We can write one as follows:
```{r pop-from-density, cache = TRUE}
concelho_pop2 <- exact_extract(pop_density, concelhos,
function(density, frac, area) {
sum(density * frac * area)
},
weights = raster::area(pop_density),
append_cols = 'name',
progress = FALSE)
```
This produces the following table:
```{r, echo = FALSE}
concelho_pop2 %>%
rename(pop = result) %>%
arrange(desc(pop)) %>%
bind_rows(summarize(., name = 'Total', pop = sum(pop))) %>%
mutate(pop = prettyNum(round(pop), big.mark = ',')) %>%
knitr::kable()
```
```{r pop-missing-from-density, echo=FALSE, results='hide'}
missing_pop_pct <- 100 * (sao_miguel_pop - sum(concelho_pop2$result)) / sao_miguel_pop
stopifnot(missing_pop_pct < 1)
```
The total population obtained using this method is remarkably close
(within `r sprintf('%.02f%%', abs(missing_pop_pct))`)
to the expected value from `cellStats`.
While this solution works well for the sample data, it has a couple of
disadvantages for larger data sets:
- calling `raster::area(x)` generates an in-memory raster of the same size as
`x`. For a raster like GPW at 30 arc-second resolution, this would consume
several gigabytes of memory.
- passing extracted raster values to a summary function written in R requires
that `exactextractr` load all values associated with a given polygon into
memory at once.
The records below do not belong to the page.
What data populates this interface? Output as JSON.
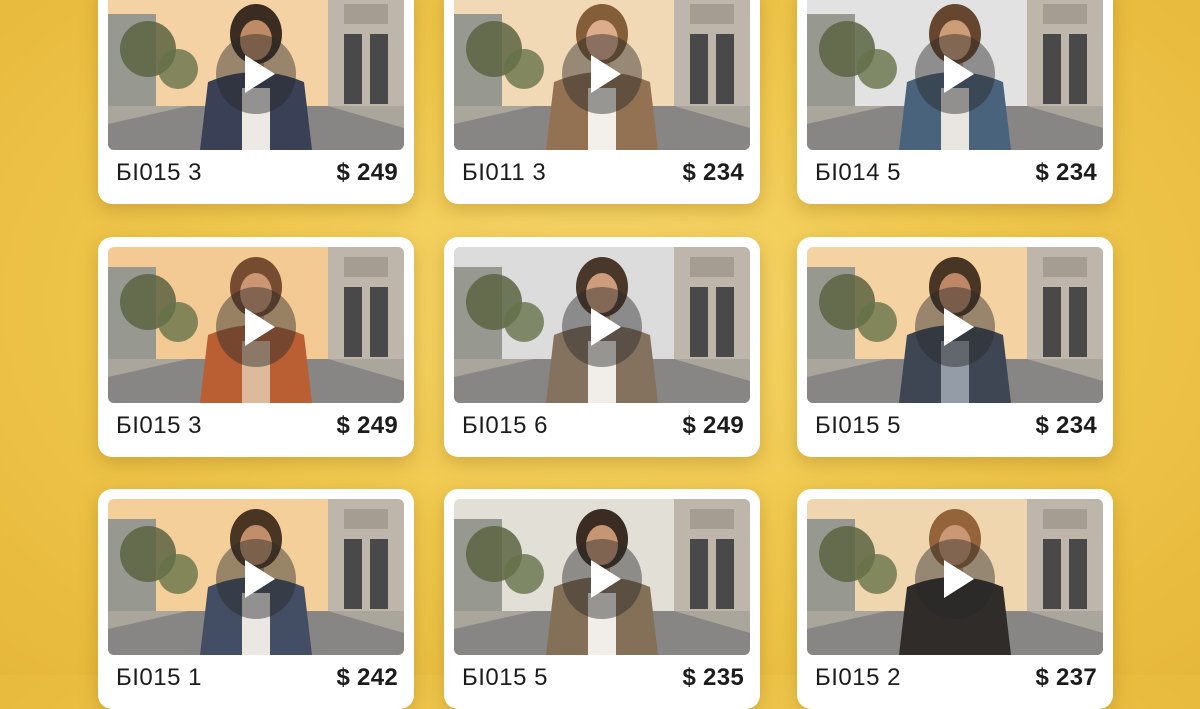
{
  "products": [
    {
      "sku": "БI015 3",
      "price": "$ 249",
      "sky": "#f4d2a4",
      "coat": "#2a3550",
      "shirt": "#ececec",
      "hair": "#2b1e16",
      "skin": "#b88560"
    },
    {
      "sku": "БI011 3",
      "price": "$ 234",
      "sky": "#f1d9b8",
      "coat": "#8a6a4c",
      "shirt": "#f2f2f2",
      "hair": "#7a5330",
      "skin": "#d9a98a"
    },
    {
      "sku": "БI014 5",
      "price": "$ 234",
      "sky": "#dfe3e6",
      "coat": "#3a5a7a",
      "shirt": "#e8e8e8",
      "hair": "#5a3a24",
      "skin": "#c99873"
    },
    {
      "sku": "БI015 3",
      "price": "$ 249",
      "sky": "#f2c992",
      "coat": "#b4552a",
      "shirt": "#d9b89a",
      "hair": "#6b4028",
      "skin": "#c89070"
    },
    {
      "sku": "БI015 6",
      "price": "$ 249",
      "sky": "#d8dde0",
      "coat": "#7a6a58",
      "shirt": "#f0f0f0",
      "hair": "#3a2a20",
      "skin": "#c99878"
    },
    {
      "sku": "БI015 5",
      "price": "$ 234",
      "sky": "#f3d2a2",
      "coat": "#2e3a4e",
      "shirt": "#8a97a8",
      "hair": "#3a2818",
      "skin": "#b98262"
    },
    {
      "sku": "БI015 1",
      "price": "$ 242",
      "sky": "#f4cf98",
      "coat": "#33425e",
      "shirt": "#eaeaea",
      "hair": "#3a2818",
      "skin": "#bb8864"
    },
    {
      "sku": "БI015 5",
      "price": "$ 235",
      "sky": "#e0e0dc",
      "coat": "#7a6850",
      "shirt": "#f0f0f0",
      "hair": "#2a1e18",
      "skin": "#c09070"
    },
    {
      "sku": "БI015 2",
      "price": "$ 237",
      "sky": "#efd6b0",
      "coat": "#1e1e20",
      "shirt": "#1e1e20",
      "hair": "#8a5a30",
      "skin": "#c89270"
    }
  ],
  "icons": {
    "play": "play-icon"
  }
}
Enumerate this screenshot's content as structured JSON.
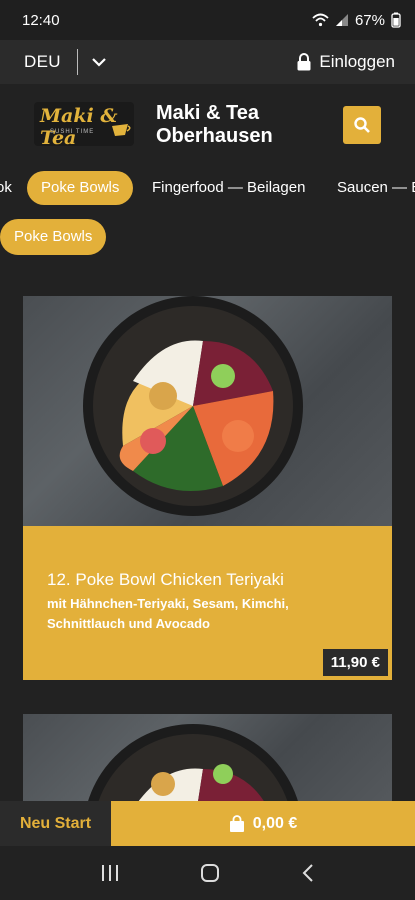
{
  "status": {
    "time": "12:40",
    "battery": "67%"
  },
  "topbar": {
    "language": "DEU",
    "login_label": "Einloggen"
  },
  "header": {
    "logo_text": "Maki & Tea",
    "logo_sub": "SUSHI TIME",
    "shop_line1": "Maki & Tea",
    "shop_line2": "Oberhausen"
  },
  "tabs": [
    {
      "label": "ok"
    },
    {
      "label": "Poke Bowls",
      "active": true
    },
    {
      "label": "Fingerfood — Beilagen"
    },
    {
      "label": "Saucen — E"
    }
  ],
  "section": {
    "chip_label": "Poke Bowls"
  },
  "products": [
    {
      "title": "12. Poke Bowl Chicken Teriyaki",
      "description": "mit Hähnchen-Teriyaki, Sesam, Kimchi, Schnittlauch und Avocado",
      "price": "11,90 €"
    }
  ],
  "bottom": {
    "restart_label": "Neu Start",
    "cart_total": "0,00 €"
  },
  "colors": {
    "accent": "#e3b03a",
    "background": "#222222",
    "bar": "#2b2b2b"
  }
}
This presents no problem when working with the _concelho_
boundaries, but could cause excessive memory usage when working with large
national boundaries.
An alternative formulation that resolves both of these problems uses the
`weighted_sum` summary operation instead of an R function, and uses
`weights = 'area'`, which instructs `exact_extract` to compute its own cell
areas based on the projection of `pop_density`.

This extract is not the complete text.